I am furious that your committee would even consider the education funding package that thankfully melted down last Tuesday.  I am furious that the proposal perpetuates rather than corrects the gross inequities in ECS funding that have existed for at least the past four years.

I am furious that my town, Woodbury, which for the past four years has received less than 40 percent of its ECS formulaic entitlement would have received 41.5 percent and 41.8 percent of its entitlement in the next biennium according to the proposal.  I am furious that Wilton, which for the past four years has received over 100 percent of its ECS entitlement would have received 132 percent and 126 percent of its entitlement.

I am furious that under the proposal towns like Wilton, Farmington (180 percent, 180 percent), Madison (158 percent, 145 percent), Stonington (140 percent, 116 percent), Lisbon (141 percent, 124 percent), and Guilford (126 percent, 115 percent), having had their snouts deep in the ECS trough for the past four years, would be allowed to continue to receive more than their due at the expense of towns like Woodbury, Southbury, (43.8 percent, 44.1 percent), Newtown (47.4 percent, 47.6 percent) and fourteen other towns that have for four years been receiving less than 50 percent of their due.  No town should receive more than its formulaic entitlement at the expense of other towns.

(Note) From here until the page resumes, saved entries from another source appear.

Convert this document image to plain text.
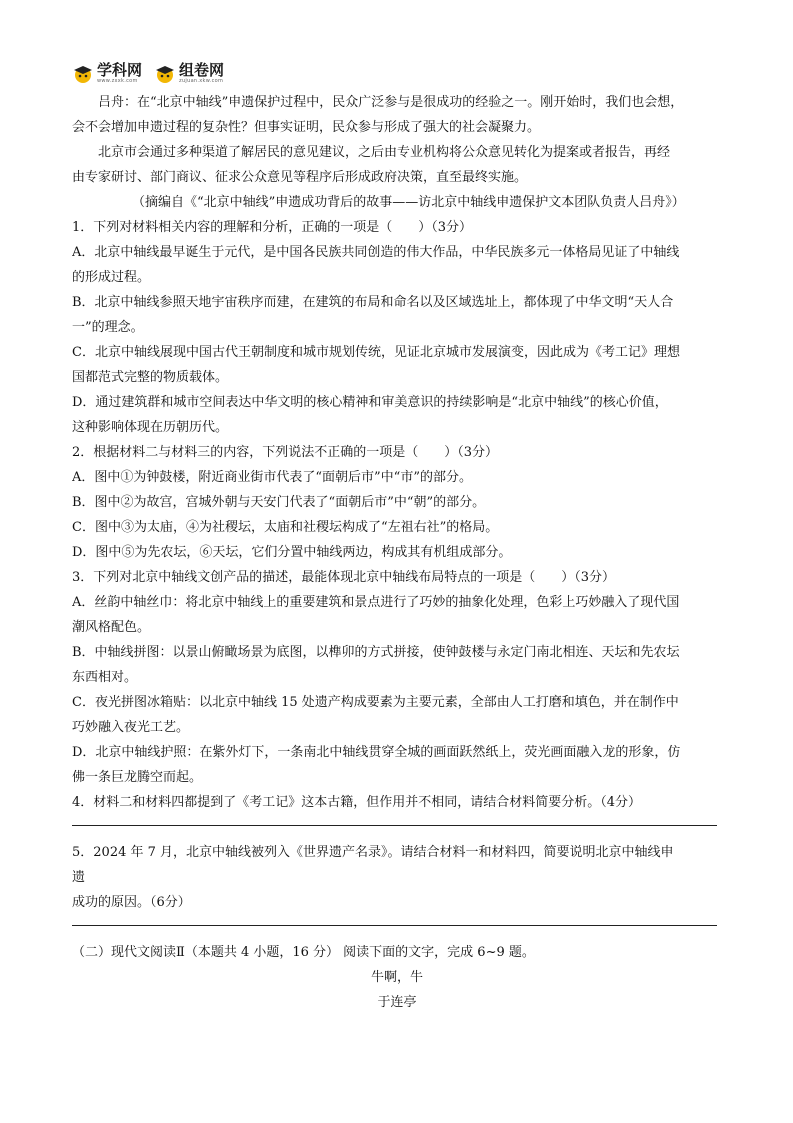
学科网
www.zxxk.com
组卷网
zujuan.xkw.com
吕舟：在“北京中轴线”申遗保护过程中，民众广泛参与是很成功的经验之一。刚开始时，我们也会想，
会不会增加申遗过程的复杂性？但事实证明，民众参与形成了强大的社会凝聚力。
北京市会通过多种渠道了解居民的意见建议，之后由专业机构将公众意见转化为提案或者报告，再经
由专家研讨、部门商议、征求公众意见等程序后形成政府决策，直至最终实施。
（摘编自《“北京中轴线”申遗成功背后的故事——访北京中轴线申遗保护文本团队负责人吕舟》）
1．下列对材料相关内容的理解和分析，正确的一项是（　　）（3分）
A．北京中轴线最早诞生于元代，是中国各民族共同创造的伟大作品，中华民族多元一体格局见证了中轴线
的形成过程。
B．北京中轴线参照天地宇宙秩序而建，在建筑的布局和命名以及区域选址上，都体现了中华文明“天人合
一”的理念。
C．北京中轴线展现中国古代王朝制度和城市规划传统，见证北京城市发展演变，因此成为《考工记》理想
国都范式完整的物质载体。
D．通过建筑群和城市空间表达中华文明的核心精神和审美意识的持续影响是“北京中轴线”的核心价值，
这种影响体现在历朝历代。
2．根据材料二与材料三的内容，下列说法不正确的一项是（　　）（3分）
A．图中①为钟鼓楼，附近商业街市代表了“面朝后市”中“市”的部分。
B．图中②为故宫，宫城外朝与天安门代表了“面朝后市”中“朝”的部分。
C．图中③为太庙，④为社稷坛，太庙和社稷坛构成了“左祖右社”的格局。
D．图中⑤为先农坛，⑥天坛，它们分置中轴线两边，构成其有机组成部分。
3．下列对北京中轴线文创产品的描述，最能体现北京中轴线布局特点的一项是（　　）（3分）
A．丝韵中轴丝巾：将北京中轴线上的重要建筑和景点进行了巧妙的抽象化处理，色彩上巧妙融入了现代国
潮风格配色。
B．中轴线拼图：以景山俯瞰场景为底图，以榫卯的方式拼接，使钟鼓楼与永定门南北相连、天坛和先农坛
东西相对。
C．夜光拼图冰箱贴：以北京中轴线 15 处遗产构成要素为主要元素，全部由人工打磨和填色，并在制作中
巧妙融入夜光工艺。
D．北京中轴线护照：在紫外灯下，一条南北中轴线贯穿全城的画面跃然纸上，荧光画面融入龙的形象，仿
佛一条巨龙腾空而起。
4．材料二和材料四都提到了《考工记》这本古籍，但作用并不相同，请结合材料简要分析。（4分）
5．2024 年 7 月，北京中轴线被列入《世界遗产名录》。请结合材料一和材料四，简要说明北京中轴线申
遗
成功的原因。（6分）
（二）现代文阅读Ⅱ（本题共 4 小题，16 分） 阅读下面的文字，完成 6~9 题。
牛啊，牛
于连亭
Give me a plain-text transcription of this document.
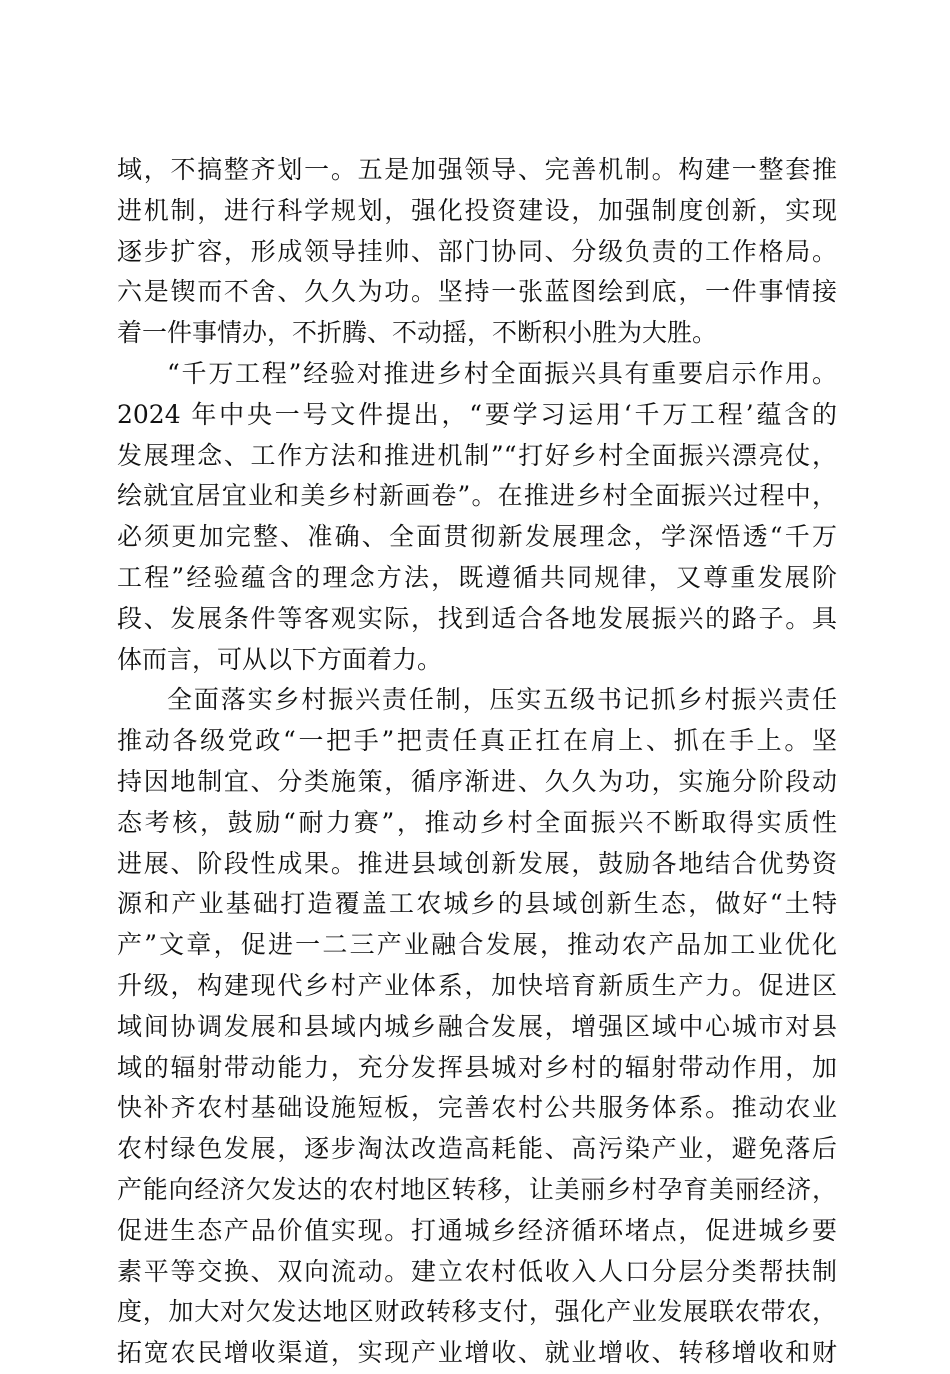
域，不搞整齐划一。五是加强领导、完善机制。构建一整套推
进机制，进行科学规划，强化投资建设，加强制度创新，实现
逐步扩容，形成领导挂帅、部门协同、分级负责的工作格局。
六是锲而不舍、久久为功。坚持一张蓝图绘到底，一件事情接
着一件事情办，不折腾、不动摇，不断积小胜为大胜。
“千万工程”经验对推进乡村全面振兴具有重要启示作用。
2024 年中央一号文件提出，“要学习运用‘千万工程’蕴含的
发展理念、工作方法和推进机制”“打好乡村全面振兴漂亮仗，
绘就宜居宜业和美乡村新画卷”。在推进乡村全面振兴过程中，
必须更加完整、准确、全面贯彻新发展理念，学深悟透“千万
工程”经验蕴含的理念方法，既遵循共同规律，又尊重发展阶
段、发展条件等客观实际，找到适合各地发展振兴的路子。具
体而言，可从以下方面着力。
全面落实乡村振兴责任制，压实五级书记抓乡村振兴责任
推动各级党政“一把手”把责任真正扛在肩上、抓在手上。坚
持因地制宜、分类施策，循序渐进、久久为功，实施分阶段动
态考核，鼓励“耐力赛”，推动乡村全面振兴不断取得实质性
进展、阶段性成果。推进县域创新发展，鼓励各地结合优势资
源和产业基础打造覆盖工农城乡的县域创新生态，做好“土特
产”文章，促进一二三产业融合发展，推动农产品加工业优化
升级，构建现代乡村产业体系，加快培育新质生产力。促进区
域间协调发展和县域内城乡融合发展，增强区域中心城市对县
域的辐射带动能力，充分发挥县城对乡村的辐射带动作用，加
快补齐农村基础设施短板，完善农村公共服务体系。推动农业
农村绿色发展，逐步淘汰改造高耗能、高污染产业，避免落后
产能向经济欠发达的农村地区转移，让美丽乡村孕育美丽经济，
促进生态产品价值实现。打通城乡经济循环堵点，促进城乡要
素平等交换、双向流动。建立农村低收入人口分层分类帮扶制
度，加大对欠发达地区财政转移支付，强化产业发展联农带农，
拓宽农民增收渠道，实现产业增收、就业增收、转移增收和财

I am furious that the proposal my fellow Democrats on the Appropriations Committee considered on Tuesday seems to have completely ignored the Woodbury proposal for redistributing ECS dollars equitably over the next biennium without costing an extra dollar. 

I am only slightly less furious with the Republican ECS proposal that sets Woodbury at 35 percent and 43.5 percent for the first two years while maintaining Wilton (124 percent), North Canaan (112 percent), Old Lyme (108 percent), and Greenwich (108 percent) at well above their fair share.

I will be most furious if the ultimate negotiated biennial budget contains either the distorted amalgam of educational funding in the Governor’s proposed budget or the insipid, inadequate lip service paid to ECS equity in the proposals offered by the Appropriations Committee Democrats and their Republican counterparts.

Finally, I am furious with the failure of the executive and legislative branches to take serious and sufficient measures to rectify the inequities that have existed in ECS funding for at least four years because of their arbitrary and capricious decisions in distributing that funding.

William A. Monti is a member of the  Woodbury Board of Finance.